In mathematics, when dealing with equations involving fractions, the process of fraction distribution may come into play. This involves applying a fraction to each item inside a bracket or parentheses. Consider the equation \( \frac{2}{3}(x+8) = 8 \).

• The fraction \( \frac{2}{3} \) must be distributed across the terms inside the parentheses, meaning both \( x \) and \( 8 \) will be multiplied by \( \frac{2}{3} \).
• This results in \( \frac{2}{3} \times x + \frac{2}{3} \times 8 \), which simplifies to \( \frac{2}{3}x + \frac{16}{3} \).

Bringing fractions into a distribution helps in effectively breaking down and simplifying equations. Always ensure each term within the parentheses is accounted for when applying distribution.

Isolating the variable is a critical step in solving equations, as it helps to find its value by itself on one side of the equation. When you have an equation like \( \frac{2}{3}x + \frac{16}{3} = 8 \), the goal is to get \( x \) alone on one side.

• The first task is to eliminate any constant numbers attached to the variable.
• Subtract \( \frac{16}{3} \) from both sides so that you're left with the term \( \frac{2}{3}x \).
• Now the equation becomes \( \frac{2}{3}x = 8 - \frac{16}{3} \).

Isolating the variable often involves moving terms across the equation and using inverse operations, like addition and subtraction, until the variable stands alone.

When two fractions need to be subtracted, like \( 8 - \frac{16}{3} \), it's crucial to convert them to have a common denominator. Fraction subtraction is all about ensuring both fractions align properly.

• If one number is a whole number, like 8, it can be presented as a fraction with 1 as its denominator, becoming \( \frac{8}{1} \).
• Next, determine a common denominator, which in this case is 3.
• Convert \( \frac{8}{1} \) to \( \frac{24}{3} \), matching the denominator of \( \frac{16}{3} \).
• Now subtract: \( \frac{24}{3} - \frac{16}{3} = \frac{8}{3} \).

The result, \( \frac{8}{3} \), is a simplified fraction obtained by subtracting two like fractions.

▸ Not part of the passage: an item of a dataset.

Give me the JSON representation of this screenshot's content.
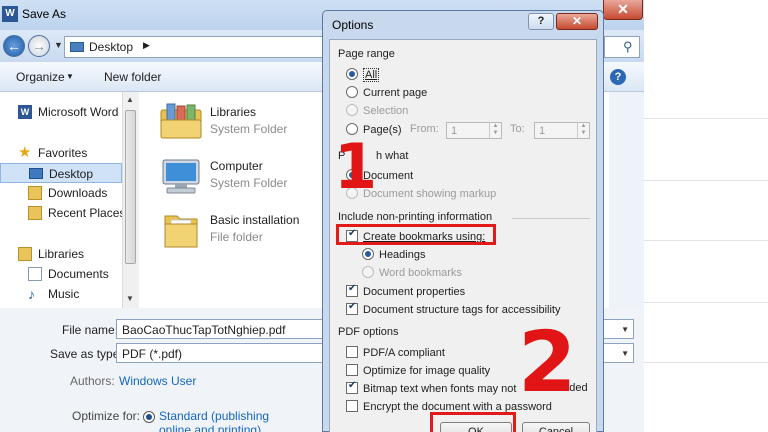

Finally, solving for the variable often requires the use of reciprocal multiplication, especially when dealing with fractional coefficients. Once the equation is simplified to \( \frac{2}{3}x = \frac{8}{3} \), the next step is to clear the fraction by using its reciprocal.

• The reciprocal of \( \frac{2}{3} \) is \( \frac{3}{2} \). This means you will multiply both sides of the equation by \( \frac{3}{2} \).
• This transforms the equation: \( x = \frac{3}{2} \times \frac{8}{3} \).
• On simplifying, the fractions \( \frac{3}{2} \) and \( \frac{2}{3} \) cancel each other out on the left side, leaving \( x \) by itself.
• On the right side, multiply the remaining fractions to get: \( x = \frac{24}{6} \), which simplifies to \( x = 4 \).

Reciprocal multiplication is essential for eliminating fractional coefficients, allowing you to solve for the variable effectively.